Kasuwar Barci
- Location: Tudun Wada, Kaduna; 10°30′58″N 7°24′40″E﻿ / ﻿10.516°N 7.411°E;
- Opening date: Monday
- Closing date: Sunday
- Owner: Kaduna state
- Interactive map of Kasuwar Barci

= Kasuwar Barci =

Marketplace in Kaduna state, Nigeria

Kasuwar Barci Market is located at Tudun Wada in Kaduna South Local Government area of Kaduna state, Nigeria. The postal code of Kasuwar Barci markets is 800261. The market is a place for wholesale and retail of buying and selling in Kaduna state.

== History ==
The market, formerly known as Tudun Wada Market, was established as a result of Kaduna central market reconstruction in 1973 when the traders were moved to Kasuwar Barci by the Government of Kaduna state.

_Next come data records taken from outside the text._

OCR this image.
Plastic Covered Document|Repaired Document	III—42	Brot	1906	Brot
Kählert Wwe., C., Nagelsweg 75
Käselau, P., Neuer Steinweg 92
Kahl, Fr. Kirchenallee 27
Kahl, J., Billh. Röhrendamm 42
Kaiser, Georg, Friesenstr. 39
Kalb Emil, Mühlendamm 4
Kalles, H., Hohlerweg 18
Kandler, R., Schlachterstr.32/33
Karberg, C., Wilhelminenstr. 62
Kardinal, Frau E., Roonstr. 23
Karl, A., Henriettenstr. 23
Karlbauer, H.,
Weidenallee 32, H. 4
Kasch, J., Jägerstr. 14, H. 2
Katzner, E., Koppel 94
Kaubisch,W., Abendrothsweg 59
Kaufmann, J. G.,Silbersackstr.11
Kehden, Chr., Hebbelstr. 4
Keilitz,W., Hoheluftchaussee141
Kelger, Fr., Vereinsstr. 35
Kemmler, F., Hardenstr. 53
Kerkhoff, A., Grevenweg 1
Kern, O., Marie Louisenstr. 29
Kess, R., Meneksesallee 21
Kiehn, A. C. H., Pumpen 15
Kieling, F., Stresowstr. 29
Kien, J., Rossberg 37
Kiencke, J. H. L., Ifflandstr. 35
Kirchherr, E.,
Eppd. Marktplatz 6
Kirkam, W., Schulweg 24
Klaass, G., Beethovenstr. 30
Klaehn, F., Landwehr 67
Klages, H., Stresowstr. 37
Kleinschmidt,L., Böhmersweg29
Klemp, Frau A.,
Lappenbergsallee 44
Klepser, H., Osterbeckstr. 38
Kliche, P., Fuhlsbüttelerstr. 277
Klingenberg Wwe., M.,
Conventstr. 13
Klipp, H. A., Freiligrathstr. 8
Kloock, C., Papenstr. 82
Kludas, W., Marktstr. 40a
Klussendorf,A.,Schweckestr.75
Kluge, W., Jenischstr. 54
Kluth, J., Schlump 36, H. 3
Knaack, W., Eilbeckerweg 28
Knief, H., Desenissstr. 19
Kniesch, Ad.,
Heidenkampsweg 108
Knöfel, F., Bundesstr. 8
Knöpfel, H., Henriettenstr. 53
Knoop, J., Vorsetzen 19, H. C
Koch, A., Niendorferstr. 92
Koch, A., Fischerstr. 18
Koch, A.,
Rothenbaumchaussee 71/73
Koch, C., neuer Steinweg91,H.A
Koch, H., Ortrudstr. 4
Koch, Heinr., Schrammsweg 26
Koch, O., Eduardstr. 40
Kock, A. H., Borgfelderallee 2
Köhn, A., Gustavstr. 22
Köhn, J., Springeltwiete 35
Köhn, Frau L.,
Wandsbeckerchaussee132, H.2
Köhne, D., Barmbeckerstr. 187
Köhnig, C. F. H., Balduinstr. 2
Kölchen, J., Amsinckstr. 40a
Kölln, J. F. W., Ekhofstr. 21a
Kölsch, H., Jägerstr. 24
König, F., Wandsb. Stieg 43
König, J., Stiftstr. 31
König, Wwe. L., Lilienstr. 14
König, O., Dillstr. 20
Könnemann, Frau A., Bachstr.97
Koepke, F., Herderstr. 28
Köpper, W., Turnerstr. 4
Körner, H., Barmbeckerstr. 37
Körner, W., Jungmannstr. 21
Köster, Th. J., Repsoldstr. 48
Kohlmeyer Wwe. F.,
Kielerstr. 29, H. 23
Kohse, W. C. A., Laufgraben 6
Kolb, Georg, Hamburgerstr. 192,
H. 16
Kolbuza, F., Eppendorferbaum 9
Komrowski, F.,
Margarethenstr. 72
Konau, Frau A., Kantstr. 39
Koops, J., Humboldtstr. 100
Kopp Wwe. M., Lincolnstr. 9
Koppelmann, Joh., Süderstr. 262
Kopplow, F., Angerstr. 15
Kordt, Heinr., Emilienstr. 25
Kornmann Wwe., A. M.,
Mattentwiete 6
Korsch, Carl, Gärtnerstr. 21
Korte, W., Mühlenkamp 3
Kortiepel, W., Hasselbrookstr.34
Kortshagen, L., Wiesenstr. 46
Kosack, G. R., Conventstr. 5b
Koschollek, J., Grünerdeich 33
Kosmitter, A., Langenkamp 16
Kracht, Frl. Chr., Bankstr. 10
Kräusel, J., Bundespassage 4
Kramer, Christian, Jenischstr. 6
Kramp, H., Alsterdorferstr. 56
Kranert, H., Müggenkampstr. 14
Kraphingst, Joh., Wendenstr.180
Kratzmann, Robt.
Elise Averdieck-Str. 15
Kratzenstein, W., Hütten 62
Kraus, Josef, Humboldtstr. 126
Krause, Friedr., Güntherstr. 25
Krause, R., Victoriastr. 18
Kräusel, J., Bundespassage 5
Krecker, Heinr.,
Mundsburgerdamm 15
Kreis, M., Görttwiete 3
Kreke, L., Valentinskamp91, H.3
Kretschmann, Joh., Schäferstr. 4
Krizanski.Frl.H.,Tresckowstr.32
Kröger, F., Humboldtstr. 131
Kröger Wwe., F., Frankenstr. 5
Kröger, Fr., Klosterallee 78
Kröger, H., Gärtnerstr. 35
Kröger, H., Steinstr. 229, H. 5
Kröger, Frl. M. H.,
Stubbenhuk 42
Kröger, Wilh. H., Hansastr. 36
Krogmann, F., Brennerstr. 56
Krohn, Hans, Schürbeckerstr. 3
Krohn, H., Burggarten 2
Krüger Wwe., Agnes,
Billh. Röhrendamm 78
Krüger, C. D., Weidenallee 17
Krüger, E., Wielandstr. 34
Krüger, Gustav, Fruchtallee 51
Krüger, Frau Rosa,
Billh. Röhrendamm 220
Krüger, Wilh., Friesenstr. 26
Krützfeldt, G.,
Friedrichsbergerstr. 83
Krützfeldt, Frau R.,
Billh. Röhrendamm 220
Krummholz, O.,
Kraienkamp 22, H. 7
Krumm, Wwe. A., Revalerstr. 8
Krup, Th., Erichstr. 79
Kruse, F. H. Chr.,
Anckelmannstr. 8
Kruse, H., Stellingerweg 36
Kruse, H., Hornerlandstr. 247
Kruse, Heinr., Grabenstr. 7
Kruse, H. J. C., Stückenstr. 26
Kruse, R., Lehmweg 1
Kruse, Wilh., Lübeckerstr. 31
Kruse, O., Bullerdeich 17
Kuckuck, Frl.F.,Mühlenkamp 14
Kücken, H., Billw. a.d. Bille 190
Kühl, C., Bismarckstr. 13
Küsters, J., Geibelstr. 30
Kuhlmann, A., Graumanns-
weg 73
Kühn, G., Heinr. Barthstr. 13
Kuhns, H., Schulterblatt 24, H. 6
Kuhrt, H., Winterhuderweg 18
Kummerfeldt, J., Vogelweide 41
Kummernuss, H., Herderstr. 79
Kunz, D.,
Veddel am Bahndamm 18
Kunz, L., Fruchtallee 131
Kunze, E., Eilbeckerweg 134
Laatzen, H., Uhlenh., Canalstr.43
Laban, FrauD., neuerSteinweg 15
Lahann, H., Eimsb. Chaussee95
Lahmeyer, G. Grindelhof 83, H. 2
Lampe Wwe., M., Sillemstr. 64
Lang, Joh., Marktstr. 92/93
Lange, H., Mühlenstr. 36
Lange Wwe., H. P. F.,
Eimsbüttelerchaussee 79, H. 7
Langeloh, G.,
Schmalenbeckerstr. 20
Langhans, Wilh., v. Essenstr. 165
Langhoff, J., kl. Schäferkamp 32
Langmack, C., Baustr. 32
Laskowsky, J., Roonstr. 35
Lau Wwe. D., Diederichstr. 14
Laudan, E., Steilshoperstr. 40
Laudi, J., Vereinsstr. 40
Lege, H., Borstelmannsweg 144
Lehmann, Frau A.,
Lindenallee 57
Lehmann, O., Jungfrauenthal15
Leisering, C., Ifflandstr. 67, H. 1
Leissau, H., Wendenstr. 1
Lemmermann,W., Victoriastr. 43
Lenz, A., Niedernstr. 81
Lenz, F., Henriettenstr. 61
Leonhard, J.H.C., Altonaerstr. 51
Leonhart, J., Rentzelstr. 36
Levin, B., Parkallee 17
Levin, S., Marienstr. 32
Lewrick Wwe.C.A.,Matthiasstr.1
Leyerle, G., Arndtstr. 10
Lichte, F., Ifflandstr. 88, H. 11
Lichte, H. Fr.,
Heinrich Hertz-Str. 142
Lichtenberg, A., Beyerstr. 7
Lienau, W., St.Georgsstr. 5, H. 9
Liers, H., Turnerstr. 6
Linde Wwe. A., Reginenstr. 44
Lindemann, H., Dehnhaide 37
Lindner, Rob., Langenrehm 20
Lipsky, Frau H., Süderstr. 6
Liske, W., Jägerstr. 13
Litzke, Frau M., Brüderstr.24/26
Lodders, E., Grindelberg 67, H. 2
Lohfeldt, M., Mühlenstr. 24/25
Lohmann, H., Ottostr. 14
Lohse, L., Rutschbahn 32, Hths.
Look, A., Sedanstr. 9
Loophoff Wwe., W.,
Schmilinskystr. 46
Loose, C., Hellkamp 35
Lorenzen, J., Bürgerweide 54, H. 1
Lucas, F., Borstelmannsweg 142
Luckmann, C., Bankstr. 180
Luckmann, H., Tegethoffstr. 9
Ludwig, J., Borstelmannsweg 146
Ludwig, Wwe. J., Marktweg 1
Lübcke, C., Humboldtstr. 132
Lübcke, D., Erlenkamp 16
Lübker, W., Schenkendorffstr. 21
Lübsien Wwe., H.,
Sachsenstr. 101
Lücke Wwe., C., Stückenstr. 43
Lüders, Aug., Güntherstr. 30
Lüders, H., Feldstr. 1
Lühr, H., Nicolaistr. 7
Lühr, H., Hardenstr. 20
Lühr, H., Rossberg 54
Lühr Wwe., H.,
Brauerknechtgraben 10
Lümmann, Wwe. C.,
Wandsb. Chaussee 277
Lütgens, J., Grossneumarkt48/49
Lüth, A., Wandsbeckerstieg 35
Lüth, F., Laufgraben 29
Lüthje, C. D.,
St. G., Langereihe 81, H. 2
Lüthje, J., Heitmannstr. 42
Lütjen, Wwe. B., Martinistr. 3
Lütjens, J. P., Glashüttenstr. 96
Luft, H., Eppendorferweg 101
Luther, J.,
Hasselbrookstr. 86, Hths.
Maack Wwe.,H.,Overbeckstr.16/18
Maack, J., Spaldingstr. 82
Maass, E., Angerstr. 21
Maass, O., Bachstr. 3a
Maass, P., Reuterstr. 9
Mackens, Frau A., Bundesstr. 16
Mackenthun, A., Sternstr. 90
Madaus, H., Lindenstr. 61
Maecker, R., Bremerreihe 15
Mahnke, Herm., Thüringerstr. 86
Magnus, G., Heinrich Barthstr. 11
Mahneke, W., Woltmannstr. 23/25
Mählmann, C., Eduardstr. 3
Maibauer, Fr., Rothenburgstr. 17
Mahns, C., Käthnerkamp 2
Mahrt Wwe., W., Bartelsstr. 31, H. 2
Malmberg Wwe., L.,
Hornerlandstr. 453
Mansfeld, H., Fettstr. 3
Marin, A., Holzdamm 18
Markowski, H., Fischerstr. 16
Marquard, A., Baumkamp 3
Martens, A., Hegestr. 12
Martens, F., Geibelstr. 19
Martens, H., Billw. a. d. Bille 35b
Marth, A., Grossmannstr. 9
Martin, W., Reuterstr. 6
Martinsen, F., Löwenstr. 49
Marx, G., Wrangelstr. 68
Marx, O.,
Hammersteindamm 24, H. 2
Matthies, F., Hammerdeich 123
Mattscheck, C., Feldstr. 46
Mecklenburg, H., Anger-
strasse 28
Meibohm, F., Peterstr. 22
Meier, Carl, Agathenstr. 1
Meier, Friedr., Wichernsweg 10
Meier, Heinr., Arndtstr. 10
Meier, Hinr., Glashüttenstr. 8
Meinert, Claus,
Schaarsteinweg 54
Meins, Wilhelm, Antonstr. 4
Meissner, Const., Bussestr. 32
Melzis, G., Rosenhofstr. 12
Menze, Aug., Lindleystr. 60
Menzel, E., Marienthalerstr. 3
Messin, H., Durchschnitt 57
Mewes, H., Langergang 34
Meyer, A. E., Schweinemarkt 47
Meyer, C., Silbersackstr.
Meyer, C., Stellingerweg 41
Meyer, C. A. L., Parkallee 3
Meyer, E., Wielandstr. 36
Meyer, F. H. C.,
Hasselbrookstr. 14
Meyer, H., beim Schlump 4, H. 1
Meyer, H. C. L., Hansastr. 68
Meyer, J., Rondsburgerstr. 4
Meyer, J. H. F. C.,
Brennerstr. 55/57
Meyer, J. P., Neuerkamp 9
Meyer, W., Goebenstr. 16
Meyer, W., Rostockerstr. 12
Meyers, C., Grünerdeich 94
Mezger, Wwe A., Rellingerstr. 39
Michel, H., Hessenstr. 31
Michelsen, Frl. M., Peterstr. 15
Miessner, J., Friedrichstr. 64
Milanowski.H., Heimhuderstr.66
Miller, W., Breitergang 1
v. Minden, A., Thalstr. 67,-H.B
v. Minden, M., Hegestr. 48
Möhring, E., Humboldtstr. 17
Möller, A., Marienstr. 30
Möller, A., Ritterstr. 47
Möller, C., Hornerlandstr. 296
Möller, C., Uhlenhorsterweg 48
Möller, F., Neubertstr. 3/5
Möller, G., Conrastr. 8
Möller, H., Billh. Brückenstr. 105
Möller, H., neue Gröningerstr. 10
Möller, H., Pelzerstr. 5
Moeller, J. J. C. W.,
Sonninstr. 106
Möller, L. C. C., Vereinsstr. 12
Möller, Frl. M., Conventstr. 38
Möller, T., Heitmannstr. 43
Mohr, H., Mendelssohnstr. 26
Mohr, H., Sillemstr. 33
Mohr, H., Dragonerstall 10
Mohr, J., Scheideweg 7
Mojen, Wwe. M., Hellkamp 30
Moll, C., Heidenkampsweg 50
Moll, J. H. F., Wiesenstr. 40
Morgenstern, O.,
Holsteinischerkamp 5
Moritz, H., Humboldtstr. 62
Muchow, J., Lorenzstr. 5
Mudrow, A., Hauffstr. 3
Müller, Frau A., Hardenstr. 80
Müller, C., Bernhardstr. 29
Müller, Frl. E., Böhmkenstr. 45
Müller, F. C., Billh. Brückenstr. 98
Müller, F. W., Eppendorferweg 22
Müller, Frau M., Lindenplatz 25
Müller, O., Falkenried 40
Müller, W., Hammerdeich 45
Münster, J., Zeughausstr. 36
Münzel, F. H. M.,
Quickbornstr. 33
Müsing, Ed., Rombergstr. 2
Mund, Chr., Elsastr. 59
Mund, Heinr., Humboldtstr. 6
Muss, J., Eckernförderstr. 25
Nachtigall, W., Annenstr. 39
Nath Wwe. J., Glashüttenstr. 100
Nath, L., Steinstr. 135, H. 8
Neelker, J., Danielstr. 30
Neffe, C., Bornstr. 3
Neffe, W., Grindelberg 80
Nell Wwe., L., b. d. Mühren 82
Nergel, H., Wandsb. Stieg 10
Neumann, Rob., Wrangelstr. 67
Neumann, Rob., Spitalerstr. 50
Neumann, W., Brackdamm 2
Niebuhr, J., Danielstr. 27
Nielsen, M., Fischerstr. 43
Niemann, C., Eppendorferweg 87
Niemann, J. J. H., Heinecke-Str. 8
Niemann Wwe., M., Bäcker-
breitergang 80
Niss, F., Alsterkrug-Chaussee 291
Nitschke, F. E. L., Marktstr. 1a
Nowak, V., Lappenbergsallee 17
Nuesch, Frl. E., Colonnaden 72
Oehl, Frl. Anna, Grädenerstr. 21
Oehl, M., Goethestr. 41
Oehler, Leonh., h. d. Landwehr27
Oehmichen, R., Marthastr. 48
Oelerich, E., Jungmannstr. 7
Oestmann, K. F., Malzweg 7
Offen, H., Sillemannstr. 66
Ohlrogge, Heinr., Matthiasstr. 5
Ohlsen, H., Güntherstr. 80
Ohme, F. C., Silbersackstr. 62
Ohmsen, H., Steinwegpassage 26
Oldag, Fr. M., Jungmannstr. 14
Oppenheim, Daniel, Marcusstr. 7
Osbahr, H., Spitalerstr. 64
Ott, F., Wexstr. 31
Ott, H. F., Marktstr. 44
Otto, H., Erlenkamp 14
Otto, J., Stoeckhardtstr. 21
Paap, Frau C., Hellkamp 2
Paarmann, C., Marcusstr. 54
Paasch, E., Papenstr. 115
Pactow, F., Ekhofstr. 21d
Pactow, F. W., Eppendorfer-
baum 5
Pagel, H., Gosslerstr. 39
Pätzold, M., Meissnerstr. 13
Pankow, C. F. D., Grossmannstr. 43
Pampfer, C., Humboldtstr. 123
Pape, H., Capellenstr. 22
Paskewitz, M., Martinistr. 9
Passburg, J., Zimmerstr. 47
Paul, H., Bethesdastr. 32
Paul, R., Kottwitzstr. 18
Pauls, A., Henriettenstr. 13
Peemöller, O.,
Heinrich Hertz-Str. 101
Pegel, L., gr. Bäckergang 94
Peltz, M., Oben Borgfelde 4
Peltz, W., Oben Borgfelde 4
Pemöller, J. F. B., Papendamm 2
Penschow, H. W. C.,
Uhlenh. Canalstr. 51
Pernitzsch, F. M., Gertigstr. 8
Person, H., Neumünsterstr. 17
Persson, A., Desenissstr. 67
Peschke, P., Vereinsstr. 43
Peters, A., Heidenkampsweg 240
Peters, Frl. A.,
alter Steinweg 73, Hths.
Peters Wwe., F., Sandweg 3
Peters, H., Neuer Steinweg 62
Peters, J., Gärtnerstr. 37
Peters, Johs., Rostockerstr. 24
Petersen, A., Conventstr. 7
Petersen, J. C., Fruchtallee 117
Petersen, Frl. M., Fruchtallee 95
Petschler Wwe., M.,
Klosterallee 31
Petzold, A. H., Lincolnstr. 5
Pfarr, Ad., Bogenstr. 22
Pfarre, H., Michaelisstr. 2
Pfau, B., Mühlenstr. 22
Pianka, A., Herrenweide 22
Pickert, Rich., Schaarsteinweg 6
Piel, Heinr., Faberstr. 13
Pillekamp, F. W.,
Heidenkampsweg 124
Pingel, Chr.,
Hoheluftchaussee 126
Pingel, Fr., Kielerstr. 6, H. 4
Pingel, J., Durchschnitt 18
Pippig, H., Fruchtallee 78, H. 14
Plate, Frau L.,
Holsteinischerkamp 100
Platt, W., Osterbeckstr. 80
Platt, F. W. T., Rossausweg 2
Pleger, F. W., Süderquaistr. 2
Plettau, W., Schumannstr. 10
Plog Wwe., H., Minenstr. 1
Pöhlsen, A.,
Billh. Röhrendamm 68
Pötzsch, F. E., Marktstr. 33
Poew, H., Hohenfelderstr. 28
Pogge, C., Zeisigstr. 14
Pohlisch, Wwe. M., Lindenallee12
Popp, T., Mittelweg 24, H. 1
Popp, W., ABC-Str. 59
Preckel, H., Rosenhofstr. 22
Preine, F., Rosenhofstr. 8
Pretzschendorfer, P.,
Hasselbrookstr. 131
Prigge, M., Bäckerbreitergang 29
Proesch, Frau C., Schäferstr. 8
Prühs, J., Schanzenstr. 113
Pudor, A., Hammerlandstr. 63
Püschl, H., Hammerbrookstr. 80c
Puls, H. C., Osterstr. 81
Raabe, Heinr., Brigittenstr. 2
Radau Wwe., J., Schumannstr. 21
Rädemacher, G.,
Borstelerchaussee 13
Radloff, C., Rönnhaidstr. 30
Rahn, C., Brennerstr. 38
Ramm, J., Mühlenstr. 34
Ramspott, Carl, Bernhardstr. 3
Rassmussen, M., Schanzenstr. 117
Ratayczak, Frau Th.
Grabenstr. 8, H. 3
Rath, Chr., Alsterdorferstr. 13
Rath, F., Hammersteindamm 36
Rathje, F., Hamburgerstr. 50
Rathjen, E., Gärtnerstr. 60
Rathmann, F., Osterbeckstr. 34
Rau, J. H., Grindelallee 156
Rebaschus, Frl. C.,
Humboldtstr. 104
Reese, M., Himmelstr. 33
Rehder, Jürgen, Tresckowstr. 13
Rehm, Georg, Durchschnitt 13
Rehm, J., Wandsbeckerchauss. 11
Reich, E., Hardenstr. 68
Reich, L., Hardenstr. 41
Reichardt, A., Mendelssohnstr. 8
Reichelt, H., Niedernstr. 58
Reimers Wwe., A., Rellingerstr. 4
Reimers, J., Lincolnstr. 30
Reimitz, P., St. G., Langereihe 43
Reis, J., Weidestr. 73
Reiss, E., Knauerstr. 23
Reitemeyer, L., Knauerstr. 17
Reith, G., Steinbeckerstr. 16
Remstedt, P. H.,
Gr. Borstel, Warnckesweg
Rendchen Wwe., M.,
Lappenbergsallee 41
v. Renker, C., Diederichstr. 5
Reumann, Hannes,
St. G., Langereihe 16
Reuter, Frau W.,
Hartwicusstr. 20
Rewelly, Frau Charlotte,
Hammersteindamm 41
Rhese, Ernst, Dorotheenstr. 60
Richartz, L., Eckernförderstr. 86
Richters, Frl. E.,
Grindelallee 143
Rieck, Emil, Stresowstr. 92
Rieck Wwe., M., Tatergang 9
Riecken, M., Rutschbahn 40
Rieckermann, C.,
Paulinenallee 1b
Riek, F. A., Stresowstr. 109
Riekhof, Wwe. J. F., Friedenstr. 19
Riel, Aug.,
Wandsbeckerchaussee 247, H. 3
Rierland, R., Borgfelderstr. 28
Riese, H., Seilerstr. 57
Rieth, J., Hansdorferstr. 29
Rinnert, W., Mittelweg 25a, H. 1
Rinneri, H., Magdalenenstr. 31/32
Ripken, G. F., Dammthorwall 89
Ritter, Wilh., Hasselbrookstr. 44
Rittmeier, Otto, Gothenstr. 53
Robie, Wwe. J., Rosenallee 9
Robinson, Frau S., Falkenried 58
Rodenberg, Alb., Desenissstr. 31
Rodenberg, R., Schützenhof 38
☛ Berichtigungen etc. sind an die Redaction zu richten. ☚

Kasuwar Tudun Wada traders were renamed Kasuwar Barci because other markets around that time enjoyed more patronage and the traders were always idle and sleeping. A trader named Abdullah lamented on every stall about their lack of customers and suggested calling the market Kasuwar Barci, meaning Market sleeping as people only came to sleep. This was how Kasuwar Tudun wada was renamed. The market was built with shops in 1991.